Looks like the consumer span only exists in the global instrumentator's async_consume_hook.
When we use AIOKafkaConsumer::__anext__, the consumer span is no longer there,
so any downstream operations don't have any context.
from opentelemetry import trace
...
async for msg in consumer:
# seeing the traceparent header in the consumed message from the producer
msg.headers # `[..., ('traceparent', b'00-24770f968d52edaf2771745749cec452-9c407f42b9cdf30f-01')]`
# the consumer span is created and sent to the span processor, visible in `ConsoleSpanExporter()`
# but the consumer span gets ended too early, so it's missing in the actual consumer logic here
span = trace.get_current_span() # NonRecordingSpan(SpanContext(trace_id=0x00000000000000000000000000000000, span_id=0x0000000000000000, trace_flags=0x00, trace_state=[], is_remote=False))

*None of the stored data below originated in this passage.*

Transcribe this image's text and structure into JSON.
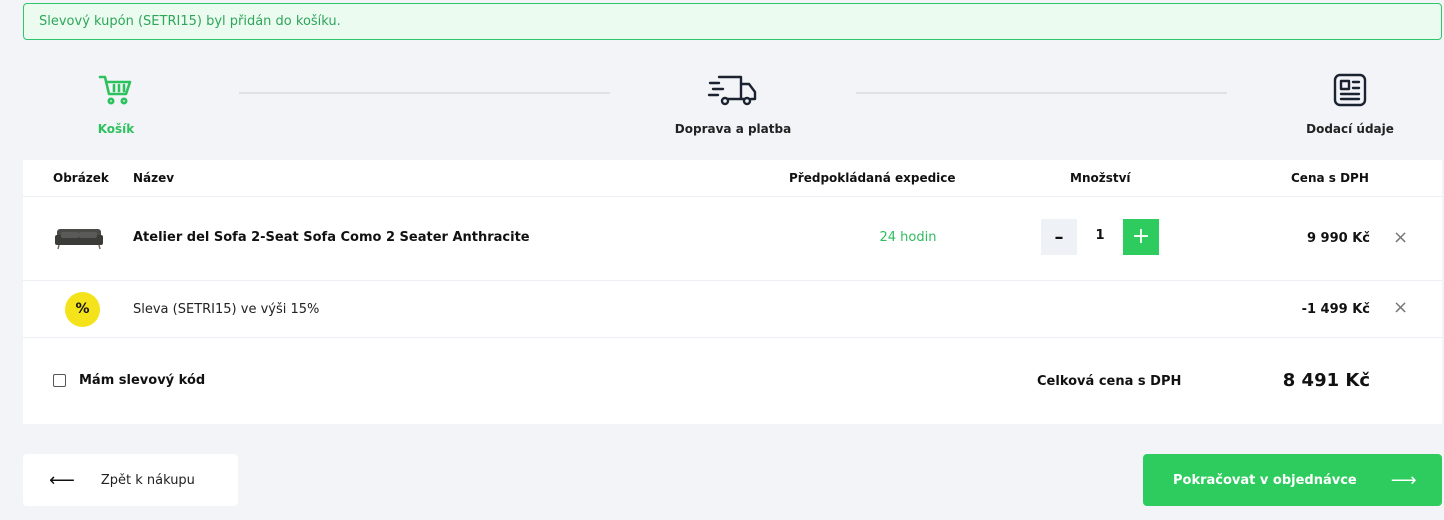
{
  "alert": {
    "text": "Slevový kupón (SETRI15) byl přidán do košíku."
  },
  "steps": [
    {
      "label": "Košík"
    },
    {
      "label": "Doprava a platba"
    },
    {
      "label": "Dodací údaje"
    }
  ],
  "table": {
    "headers": {
      "image": "Obrázek",
      "name": "Název",
      "expedition": "Předpokládaná expedice",
      "quantity": "Množství",
      "price": "Cena s DPH"
    },
    "product": {
      "name": "Atelier del Sofa 2-Seat Sofa Como 2 Seater Anthracite",
      "expedition": "24 hodin",
      "quantity": "1",
      "minus": "–",
      "plus": "+",
      "price": "9 990 Kč",
      "remove": "×"
    },
    "discount": {
      "badge": "%",
      "name": "Sleva (SETRI15) ve výši 15%",
      "price": "-1 499 Kč",
      "remove": "×"
    },
    "footer": {
      "coupon_label": "Mám slevový kód",
      "total_label": "Celková cena s DPH",
      "total_value": "8 491 Kč"
    }
  },
  "buttons": {
    "back_arrow": "⟵",
    "back": "Zpět k nákupu",
    "continue": "Pokračovat v objednávce",
    "continue_arrow": "⟶"
  },
  "colors": {
    "accent": "#2ecc5f",
    "badge": "#f4e31a",
    "background": "#f2f4f8"
  }
}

... # so db queries, http calls aren't attached to the consumer span
FWIW, I think starting a new span with the trace context from the headers could be a workaround for those who are okay with this kind of inefficiency. The following workaround ensures that the "trace_id" matches between the XXX receive span from AIOKafkaConsumer.getone() in AIOKafkaConsumer.__anext__() and the print message span created in the code.

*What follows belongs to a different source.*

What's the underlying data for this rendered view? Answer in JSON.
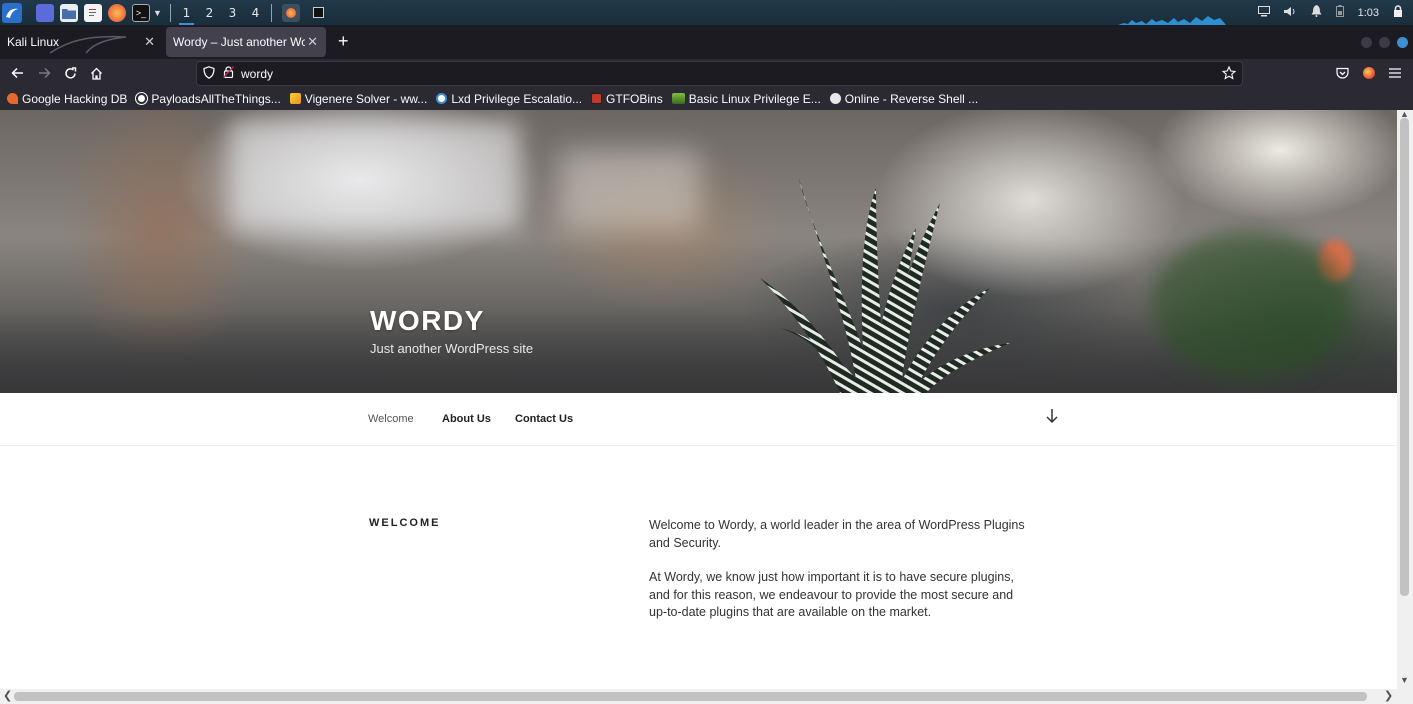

from aiokafka import AIOKafkaConsumer
from opentelemetry import trace, propagate
from opentelemetry.instrumentation.aiokafka.utils import AIOKafkaContextGetter
tracer = trace.get_tracer(__name__)
async def consume(topic, bootstrap_servers):
consumer = AIOKafkaConsumer(topic, bootstrap_servers=bootstrap_servers)
await consumer.start()
aiokafka_getter = AIOKafkaContextGetter() # THIS LINE
try:
async for message in consumer:
extracted_context = propagate.extract(message.headers, getter=aiokafka_getter) # AND THIS LINE
with tracer.start_as_current_span("print message", context=extracted_context): # FOR `context=extracted_context` HERE ARE THE KEY.
print(message)
break
finally:
await consumer.stop()
EDIT: Linking similar issues:
- https://github.com/open-telemetry/opentelemetry-python-contrib/issues/3026
- https://github.com/open-telemetry/opentelemetry-python-contrib/issues/1732
Spent a few on this and I think the instrumentation is right, if you don't want the artificial span, pushing the context should be enough as the example below.

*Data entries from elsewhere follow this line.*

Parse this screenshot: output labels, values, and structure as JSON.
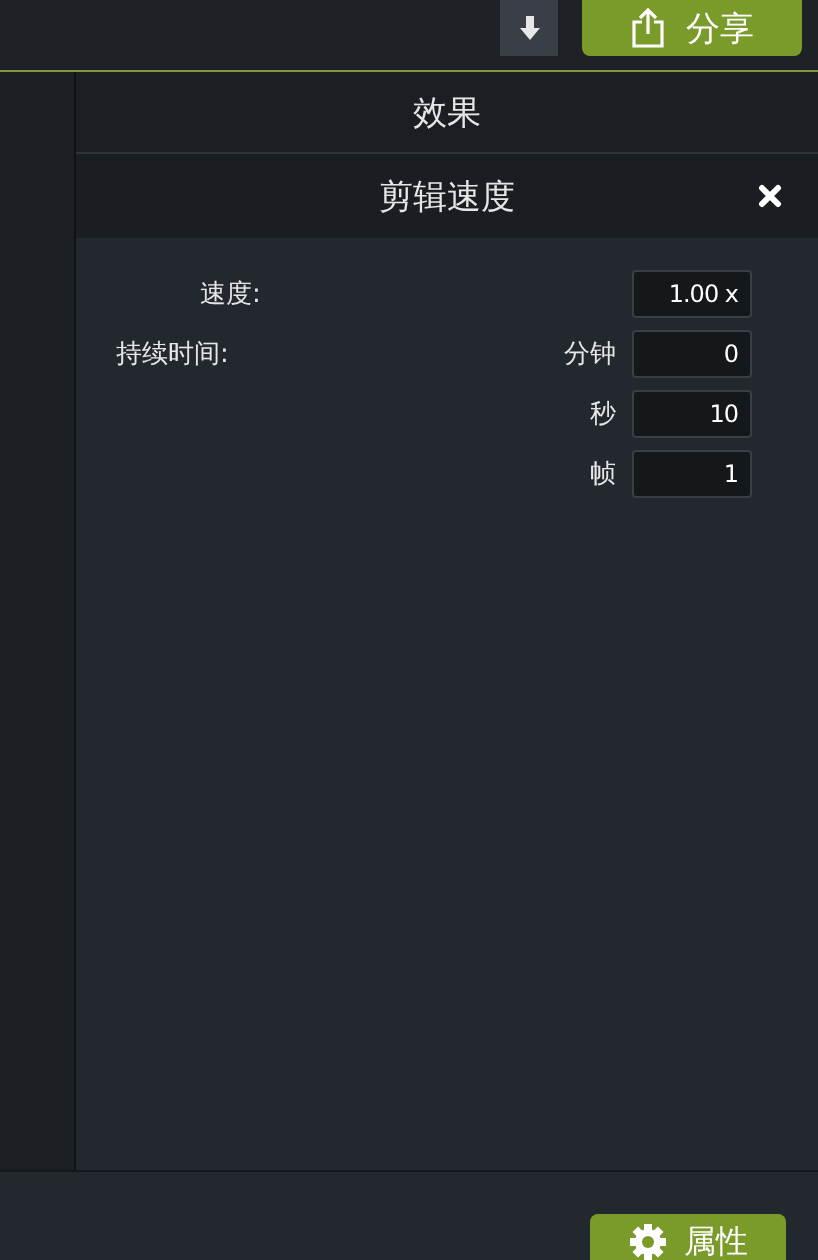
{
  "top_bar": {
    "share_button": "分享"
  },
  "panel": {
    "title": "效果",
    "effect_title": "剪辑速度",
    "speed": {
      "label": "速度:",
      "value": "1.00 x"
    },
    "duration": {
      "label": "持续时间:",
      "fields": [
        {
          "unit": "分钟",
          "value": "0"
        },
        {
          "unit": "秒",
          "value": "10"
        },
        {
          "unit": "帧",
          "value": "1"
        }
      ]
    }
  },
  "bottom_bar": {
    "properties_button": "属性"
  }
}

from aiokafka import AIOKafkaConsumer
from opentelemetry import context, propagate
from opentelemetry.instrumentation.aiokafka.utils import AIOKafkaContextGetter
async def consume(topic, bootstrap_servers):
consumer = AIOKafkaConsumer(topic, bootstrap_servers=bootstrap_servers)
await consumer.start()
aiokafka_getter = AIOKafkaContextGetter()
try:
async for message in consumer:
extracted_context = propagate.extract(msg.headers, getter=aiokafka_getter)
token = context.attach(extracted_context)
try:
...
finally:
context.detach(token)
finally:
await consumer.stop()
Unfortunately I don't think we can wrap the aiokafka consumer iterator easily to do the same under the hood.